When they were apart the girls sent endless emails and instant messages to each other with the help of their mothers, full of bad spellings and smiley faces and even photo attachments. Hana put the children first at all times, backed up by a surprise ally in Fawn, who Sylva was certain was only using her sister as a spy to find out what her ex-husband was up to when he was in the UK.

Sylva resented the way in which Hana was becoming increasingly
interfering. She wanted their secret to be made public, and had even talked to Zuzi about it, preparing the little girl for a short burst of media interest. This infuriated Sylva; the press were already digging very deeply right now and she had no desire to bring any more of her own private scandal into the cat-and-mouse PR game she and Dillon were playing. Mama backed her completely and Hana was clearly livid at being overridden in any decisions about Zuzi’s life. Only that morning Sylva had caught her sneakily texting Dillon with the aid of an English–Slovak dictionary to arrange for Zuzi and Pom to play together while his girls were at West Oddford. When Sylva rounded on her, she was unapologetic. ‘The girls have a real relationship, unlike their parents.’

Sylva needed to escape for a few hours before she and her sister truly crossed swords – never a good thing for two former pentathletes. She opened the throttle on the little scooter and it growled up the hill.

She always loved the moment when she crested the ridge above the valley and Fox Oddfield Abbey loomed into view, the big iced cake of a Regency house ideal for a wedding. Not that there would be a wedding, but the fantasy was nice to spin out. As she swung her new baby-blue scooter into the drive her phone vibrated in her pocket.

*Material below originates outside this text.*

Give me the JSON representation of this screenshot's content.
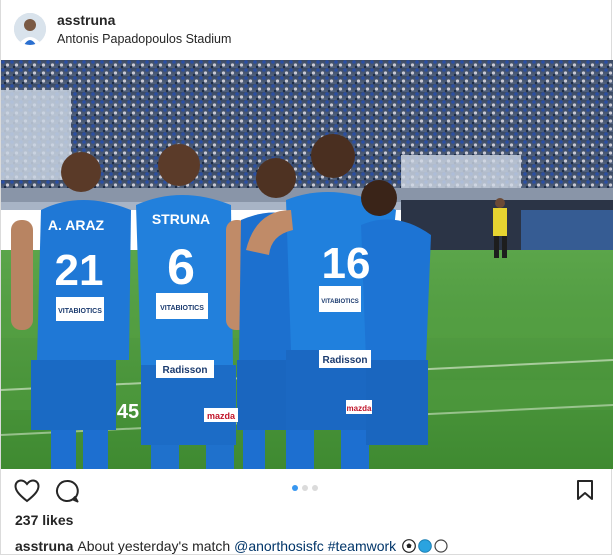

Under the shade of a tree, she cut the engine and pulled off her helmet to take the call.

‘Sylva, Gaz Pratt –
News on Sunday
,’ came a sneering, mosquito whine of a voice. ‘Just want to let you know about a story we’re running tomorrow concerning your daughter Zuzi, who we believe was adopted at birth in Slovakia by your older sister, Hana.’

Sylva went icy cold with fear.

‘No comment!’ She hung up and rang straight through to Clive Maxwell’s private line. He was at the Cartier polo tournament. She could hear chatter and commentary behind him.

‘I’m heading out to the Cotswolds later, as it happens. Don’t leave the house until I get there.’

‘I already have. I’m at Fox Oddfield Abbey.’ She suddenly wondered how on earth she would get home and what would be waiting for her there. She’d made herself so vulnerable by bringing the scooter, with no driver to threaten to drive over photographers to protect her, nor did she have the blackened windows of the car to shield her. Her visor wasn’t even tinted.

‘Pete Rafferty’s place?’ Clive sounded gobsmacked.

‘He’s never here. I know his wife.’

Clive cleared his throat. ‘Then you’ll know you’re about three days too late for a catch-up. Now get someone to come out there and pick you up. Warn your family what’s happening. Where are Hana and Zuzi?’

‘At home with Mama and the boys,’ she said, a sudden suspicion starting to form.

‘Do they know Zuzi’s their sister?’

‘No, they’re too young to understand, but Zuzi knows.’ Hana has done this, she thought. She’s gone ahead and told the press anyway.

‘Good, then you have already made this situation a lot, lot easier for her. Dillon?’

‘He has no idea about any of it. He’s flying back from the States today.’

‘Can you contact him?’

She looked at her watch, counting back eight hours. ‘Only his management until he lands.’

‘Do it,’ Clive said darkly. ‘We’re all aware that the only thing the public will really want to know about this story right now is how you react to this as a couple. Now let’s get off this line so we can both make some calls. I’ll see you later and we’ll put a statement together.’

As she rang off she heard an engine approaching and, to her horror, recognised the distinctive green livery of the Cotswolds Celebrity Tours minibus heading towards her along the tiny, wooded lane that ran in front of Fox Oddfield Abbey, packed with eager tourists and their cameras fresh from checking out Liz Hurley’s pad and Pete Doherty’s den, now dying for a gawp at the Rockfather’s base.

She pulled on her helmet and scrabbled with the Lambretta’s ignition, but in her panic she over-choked it and it wouldn’t start.

The big gates in front of her were closed, but she knew the key code and punched it in. To her relief, the gates started to crank open just as the minibus drew level and Sylva pushed the scooter through the gap as soon as it was wide enough.

‘That will be a member of Pete’s huge army of staff,’ she heard a thick Gloucestershire accent announce as she hurriedly pushed the little bike along the tree-lined drive so that it was out of the line of view from the road. She propped it on its stand behind a big cedar
and called Mama, wandering distractedly along the shaded outskirts of the parkland in front of the house. Glancing through the trees she noticed to her surprise that the helicopter was on its pad. Her heart lurched with unexpected force.

Mama was close to hysterics, convinced that it would blow everything, and shouting at Hana in Slovakian that she would pay for this. But Sylva felt curiously calm as she soothed her: ‘It’s a story about a very special, very loved little girl, Mama. We will deal with it.’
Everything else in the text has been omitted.